AndyPanda, Building The Dam: I think its the only reasonable choice, and it recognizes that the conference is in the entertainment & hospitality business. This has been lost on the the conference in the past, and is something many of the individual athletic departments still do not comprehend.

As has been repeatedly demonstrated, there aren't that many people who are willing or interested in just watching basketball. And that's among the players, coaches, fans, media, alums, etc., never mind their family and friends.

Most people who go are there to watch their team. If its convenient, they may watch a game involving a rival, their next opponent, or a compelling matchup. If its convenient.

They are not going to watch games all day and all night day after day, which leaves a lot of hours.

Going to any tournament is a commitment of a lot of time and a lot of money. Making the decision to do that is easier if that investment can be leveraged to also see or do other things, and Las Vegas fits into that nicely. They are in the business of providing entertainment options, and making them convenient to partake of.

Have I mentioned that in order to attract a lot of folks, the tournament and its companion events need to be convenient?

The Staples Center is far from a destination location with other things to do, and that's true of many other possibilities, which is what makes the rotation of the tournament through the several of the other major markets a less attractive option as well.

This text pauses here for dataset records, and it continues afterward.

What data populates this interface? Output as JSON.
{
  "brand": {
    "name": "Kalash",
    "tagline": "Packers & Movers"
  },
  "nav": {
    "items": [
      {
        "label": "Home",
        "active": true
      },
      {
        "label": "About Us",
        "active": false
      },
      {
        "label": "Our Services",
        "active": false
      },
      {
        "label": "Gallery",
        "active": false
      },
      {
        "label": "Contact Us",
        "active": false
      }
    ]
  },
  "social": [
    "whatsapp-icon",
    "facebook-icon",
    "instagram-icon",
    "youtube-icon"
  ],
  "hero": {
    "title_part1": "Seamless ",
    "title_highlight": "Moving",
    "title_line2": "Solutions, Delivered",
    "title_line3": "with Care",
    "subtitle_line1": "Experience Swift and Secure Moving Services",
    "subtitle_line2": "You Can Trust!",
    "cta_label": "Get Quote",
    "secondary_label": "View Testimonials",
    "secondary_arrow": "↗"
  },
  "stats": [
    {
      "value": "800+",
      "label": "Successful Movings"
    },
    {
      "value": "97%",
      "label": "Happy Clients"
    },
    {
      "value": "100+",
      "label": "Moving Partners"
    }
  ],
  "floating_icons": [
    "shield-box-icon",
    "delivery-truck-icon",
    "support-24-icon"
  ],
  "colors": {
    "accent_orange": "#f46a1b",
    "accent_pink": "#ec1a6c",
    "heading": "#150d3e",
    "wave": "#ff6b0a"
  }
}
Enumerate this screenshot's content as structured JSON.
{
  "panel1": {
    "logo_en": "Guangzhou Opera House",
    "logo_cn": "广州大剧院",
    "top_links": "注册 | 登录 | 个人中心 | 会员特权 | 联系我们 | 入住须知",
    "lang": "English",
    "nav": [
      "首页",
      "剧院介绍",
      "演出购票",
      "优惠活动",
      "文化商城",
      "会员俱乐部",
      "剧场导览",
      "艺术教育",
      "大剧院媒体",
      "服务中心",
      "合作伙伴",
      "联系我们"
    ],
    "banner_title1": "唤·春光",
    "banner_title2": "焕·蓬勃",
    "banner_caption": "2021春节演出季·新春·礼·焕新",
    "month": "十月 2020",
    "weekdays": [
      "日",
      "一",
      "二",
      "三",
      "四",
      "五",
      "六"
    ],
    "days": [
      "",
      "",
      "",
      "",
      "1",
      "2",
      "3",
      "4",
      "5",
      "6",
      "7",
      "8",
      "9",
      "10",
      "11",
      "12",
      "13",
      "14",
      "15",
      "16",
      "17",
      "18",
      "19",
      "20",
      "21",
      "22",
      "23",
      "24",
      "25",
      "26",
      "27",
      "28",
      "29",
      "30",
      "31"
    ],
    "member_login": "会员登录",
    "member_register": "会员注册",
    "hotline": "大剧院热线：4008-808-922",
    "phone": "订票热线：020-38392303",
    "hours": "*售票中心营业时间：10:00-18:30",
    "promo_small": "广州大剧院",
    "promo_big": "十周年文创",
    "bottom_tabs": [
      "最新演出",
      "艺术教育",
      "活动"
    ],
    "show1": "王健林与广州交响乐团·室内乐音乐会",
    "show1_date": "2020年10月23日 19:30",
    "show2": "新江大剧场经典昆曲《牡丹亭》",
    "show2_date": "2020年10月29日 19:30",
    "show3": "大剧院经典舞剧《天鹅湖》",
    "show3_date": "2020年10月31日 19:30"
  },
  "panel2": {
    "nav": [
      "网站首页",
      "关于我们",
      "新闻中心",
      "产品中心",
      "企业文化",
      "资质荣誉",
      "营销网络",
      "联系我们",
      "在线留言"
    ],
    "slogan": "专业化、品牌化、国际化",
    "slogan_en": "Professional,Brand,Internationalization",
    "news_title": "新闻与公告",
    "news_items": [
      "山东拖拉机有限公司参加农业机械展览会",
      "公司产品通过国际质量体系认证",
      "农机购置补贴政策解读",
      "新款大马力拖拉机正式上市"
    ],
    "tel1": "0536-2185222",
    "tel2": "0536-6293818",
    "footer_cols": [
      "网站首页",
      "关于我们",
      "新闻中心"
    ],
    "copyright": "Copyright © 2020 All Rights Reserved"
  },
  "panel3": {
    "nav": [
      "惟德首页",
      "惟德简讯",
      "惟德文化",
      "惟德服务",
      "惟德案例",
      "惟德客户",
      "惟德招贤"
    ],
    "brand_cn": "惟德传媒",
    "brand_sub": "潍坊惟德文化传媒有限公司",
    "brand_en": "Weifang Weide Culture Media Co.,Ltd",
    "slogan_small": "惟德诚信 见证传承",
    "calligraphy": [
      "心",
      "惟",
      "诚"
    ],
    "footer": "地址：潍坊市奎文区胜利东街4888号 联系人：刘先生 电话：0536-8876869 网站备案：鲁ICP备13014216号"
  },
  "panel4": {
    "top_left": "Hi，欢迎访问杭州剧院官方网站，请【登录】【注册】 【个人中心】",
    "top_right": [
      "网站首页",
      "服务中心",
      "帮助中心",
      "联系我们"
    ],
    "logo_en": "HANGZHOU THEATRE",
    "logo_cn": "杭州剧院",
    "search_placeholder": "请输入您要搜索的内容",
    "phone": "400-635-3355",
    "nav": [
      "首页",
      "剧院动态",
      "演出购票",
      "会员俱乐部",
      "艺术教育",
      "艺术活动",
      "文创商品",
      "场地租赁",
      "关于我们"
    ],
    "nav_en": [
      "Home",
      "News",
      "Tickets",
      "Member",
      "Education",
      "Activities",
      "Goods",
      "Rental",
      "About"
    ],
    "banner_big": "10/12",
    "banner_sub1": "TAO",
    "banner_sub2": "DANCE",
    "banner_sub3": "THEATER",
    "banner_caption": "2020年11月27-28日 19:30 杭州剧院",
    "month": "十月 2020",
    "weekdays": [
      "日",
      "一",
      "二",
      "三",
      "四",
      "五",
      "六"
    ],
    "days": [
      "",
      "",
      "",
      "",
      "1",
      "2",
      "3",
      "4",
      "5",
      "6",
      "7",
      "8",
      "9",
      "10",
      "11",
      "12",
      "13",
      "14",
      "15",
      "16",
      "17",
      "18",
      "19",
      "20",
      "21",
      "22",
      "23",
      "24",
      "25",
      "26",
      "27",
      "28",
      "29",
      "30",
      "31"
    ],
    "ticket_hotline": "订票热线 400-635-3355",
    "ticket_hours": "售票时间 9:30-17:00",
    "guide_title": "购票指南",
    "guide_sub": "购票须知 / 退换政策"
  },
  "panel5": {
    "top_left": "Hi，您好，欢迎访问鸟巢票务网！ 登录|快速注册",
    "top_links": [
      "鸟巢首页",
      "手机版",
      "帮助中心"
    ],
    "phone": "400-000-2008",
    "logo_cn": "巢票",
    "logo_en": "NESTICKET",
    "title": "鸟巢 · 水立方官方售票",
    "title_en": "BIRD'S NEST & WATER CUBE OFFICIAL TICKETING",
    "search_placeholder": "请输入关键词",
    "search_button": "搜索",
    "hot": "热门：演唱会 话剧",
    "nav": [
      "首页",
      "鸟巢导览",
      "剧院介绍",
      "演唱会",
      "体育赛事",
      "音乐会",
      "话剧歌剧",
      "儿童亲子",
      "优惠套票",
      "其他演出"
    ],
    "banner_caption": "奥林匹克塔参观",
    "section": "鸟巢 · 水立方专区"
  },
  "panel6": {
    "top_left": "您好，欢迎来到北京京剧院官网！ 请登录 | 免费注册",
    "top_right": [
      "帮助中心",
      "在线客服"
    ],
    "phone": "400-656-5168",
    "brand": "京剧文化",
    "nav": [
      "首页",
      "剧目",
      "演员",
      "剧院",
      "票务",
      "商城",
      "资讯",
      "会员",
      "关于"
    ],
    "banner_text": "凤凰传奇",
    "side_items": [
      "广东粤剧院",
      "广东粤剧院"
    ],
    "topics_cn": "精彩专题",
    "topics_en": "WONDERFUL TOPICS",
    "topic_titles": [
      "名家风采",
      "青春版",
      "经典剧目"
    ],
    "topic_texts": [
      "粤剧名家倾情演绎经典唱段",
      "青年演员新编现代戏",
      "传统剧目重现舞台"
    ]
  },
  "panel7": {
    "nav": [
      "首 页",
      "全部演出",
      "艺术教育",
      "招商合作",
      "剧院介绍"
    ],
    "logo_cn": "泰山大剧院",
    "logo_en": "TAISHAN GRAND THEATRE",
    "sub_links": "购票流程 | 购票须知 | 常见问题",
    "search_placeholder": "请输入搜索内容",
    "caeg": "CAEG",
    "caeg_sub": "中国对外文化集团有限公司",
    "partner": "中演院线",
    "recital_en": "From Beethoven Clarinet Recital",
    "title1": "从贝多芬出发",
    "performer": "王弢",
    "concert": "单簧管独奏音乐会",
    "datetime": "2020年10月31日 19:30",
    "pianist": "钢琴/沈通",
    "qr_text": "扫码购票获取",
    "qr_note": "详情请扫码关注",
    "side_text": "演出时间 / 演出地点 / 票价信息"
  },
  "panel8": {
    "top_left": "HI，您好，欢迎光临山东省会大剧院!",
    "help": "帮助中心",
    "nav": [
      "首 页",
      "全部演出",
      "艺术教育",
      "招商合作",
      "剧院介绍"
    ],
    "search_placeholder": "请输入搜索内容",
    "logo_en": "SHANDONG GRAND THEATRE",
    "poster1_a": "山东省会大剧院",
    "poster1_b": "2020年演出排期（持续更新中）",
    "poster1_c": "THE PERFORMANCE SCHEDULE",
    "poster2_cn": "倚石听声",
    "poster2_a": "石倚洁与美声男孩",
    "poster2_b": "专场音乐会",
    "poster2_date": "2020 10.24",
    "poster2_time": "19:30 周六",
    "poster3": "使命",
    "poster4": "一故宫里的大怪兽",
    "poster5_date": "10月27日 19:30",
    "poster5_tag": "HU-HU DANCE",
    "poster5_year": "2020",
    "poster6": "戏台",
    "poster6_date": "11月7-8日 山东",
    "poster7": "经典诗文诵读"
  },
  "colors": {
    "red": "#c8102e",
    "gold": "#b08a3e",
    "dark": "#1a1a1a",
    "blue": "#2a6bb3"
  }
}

Plus, most fans in the Pac-12 who are invested enough to make trips like this have already been to Seattle, San Francisco, Portland, Phoenix, etc., usually in conjunction with a football game. So filling a large part of several days is just not as inviting any where else besides Las Vegas.

The move also makes the tournament available to the casual fan. Next to no one is going to just walk up to the Staples Center and decide to take a look at what's going on. In Las Vegas, where its convenient to drop in and see what's going on, the Pac-12 can attract some new customers, who might become interested in watching again. That's something that just won't happen at the Staples Center.

Scott Allen, Rule of Tree: I love the move to Vegas. Having covered both the Pac-10 Tournament in Los Angeles and the Mountain West Tournament in Sin City, there really is no comparison. Las Vegas is a place that people like to visit, even without the added draw of seeing their team play in a postseason basketball tournament. Los Angeles--specifically downtown LA--is a place that a lot of visiting fans would like to avoid.

While the Staples Center has attracted decent crowds for tournament games featuring USC and UCLA, the place resembles a ghost town for other matchups. The Mountain West moved its tournament to Denver for three seasons and attendance never measured up to what it was in Vegas. The tournament has since returned to UNLV's Thomas & Mack Center.

I prefer a stable site to a rotating site and consider it a bonus that Las Vegas is a neutral location.